Les moues dégoûtées sur le visage des autres membres du cercle indiquèrent que cette pensée était partagée.

- J’ai déjà bu mon propre sang, raconta Baptiste, par curiosité scientifique.

Cela n’étonna absolument pas Malika.

- Ce n’est pas mauvais, juste différent, précisa Baptiste. Le bébé ne pourra pas s’en nourrir.

Malika plissa les paupières. Elle saisissait vaguement sans comprendre pleinement. Elle comprit qu’elle allait devoir goûter son propre sang et faire de nombreux essais. Cela ne lui sembla cependant pas insurmontable.

- Le dernier obstacle sera ta nature d’Aar, précisa Baptiste. Nous avons tous très peu de considération pour la vie humaine. Non pas que nous les détestons ! Au contraire, nous aimons tous passer du temps avec eux.

- Pas moi, grommela Paul.

Les autres acquiescèrent aux paroles du médecin.

- Disons qu’ils sont une très bonne nourriture et des bêtes faciles à élever aux interactions agréables, poursuivit Baptiste, faisant sourire l’assemblée. Ton esprit refusera de dépenser une telle énergie dans le seul but de créer une vie humaine. Ça sera trop dur. Tu ne tiendras jamais les neuf mois. Tu craqueras forcément et ton corps tuera cette vie si appétissante. Psychologiquement, je ne sais pas trop comment tu prendras le fait de tuer tes enfants, encore, et encore, et encore. Je te déconseille vraiment de t’y risquer.
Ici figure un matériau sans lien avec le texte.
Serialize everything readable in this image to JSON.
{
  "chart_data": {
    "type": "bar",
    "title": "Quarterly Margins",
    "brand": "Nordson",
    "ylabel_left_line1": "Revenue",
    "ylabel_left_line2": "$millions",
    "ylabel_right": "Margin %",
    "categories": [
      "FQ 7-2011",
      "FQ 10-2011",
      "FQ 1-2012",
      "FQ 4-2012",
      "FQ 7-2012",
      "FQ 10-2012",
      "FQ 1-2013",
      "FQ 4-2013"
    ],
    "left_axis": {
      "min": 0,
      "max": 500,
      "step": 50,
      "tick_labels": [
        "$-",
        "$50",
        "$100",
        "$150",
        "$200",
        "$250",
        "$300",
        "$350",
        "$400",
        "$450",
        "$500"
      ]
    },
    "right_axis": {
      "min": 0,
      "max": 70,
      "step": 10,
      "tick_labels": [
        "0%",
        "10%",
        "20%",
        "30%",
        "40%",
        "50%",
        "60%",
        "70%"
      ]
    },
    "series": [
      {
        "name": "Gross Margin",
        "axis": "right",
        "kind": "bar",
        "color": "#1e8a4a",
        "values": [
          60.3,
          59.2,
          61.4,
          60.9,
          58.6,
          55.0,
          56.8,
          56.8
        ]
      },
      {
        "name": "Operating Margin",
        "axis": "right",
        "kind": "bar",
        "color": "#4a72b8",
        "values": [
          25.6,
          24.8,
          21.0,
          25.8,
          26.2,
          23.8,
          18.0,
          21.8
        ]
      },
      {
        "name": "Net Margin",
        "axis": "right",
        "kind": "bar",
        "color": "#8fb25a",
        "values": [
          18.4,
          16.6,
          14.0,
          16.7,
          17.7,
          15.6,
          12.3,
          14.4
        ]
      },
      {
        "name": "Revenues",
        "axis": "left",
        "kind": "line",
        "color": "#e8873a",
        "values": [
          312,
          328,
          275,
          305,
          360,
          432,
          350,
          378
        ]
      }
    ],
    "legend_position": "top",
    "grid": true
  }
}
- Ça me rassure de savoir que Malika ne peut pas enfanter, indiqua Paul d’une voix glaciale.

- Pourquoi ? siffla Malika entre les dents.

- Risquer que ton don se transmette ? Hors de question, balaya Paul. Suis le conseil de Caly et adopte. Tu verras : l’enfant t’aimera tout autant.

Malika envoya un regard noir au chef du groupe. Elle n’écouta pas le reste de la réunion. Elle réfléchissait intensément, se créant un plan mental permettant la réussite de la mission. Ça serait difficile, très difficile, mais elle jugea l’objectif atteignable.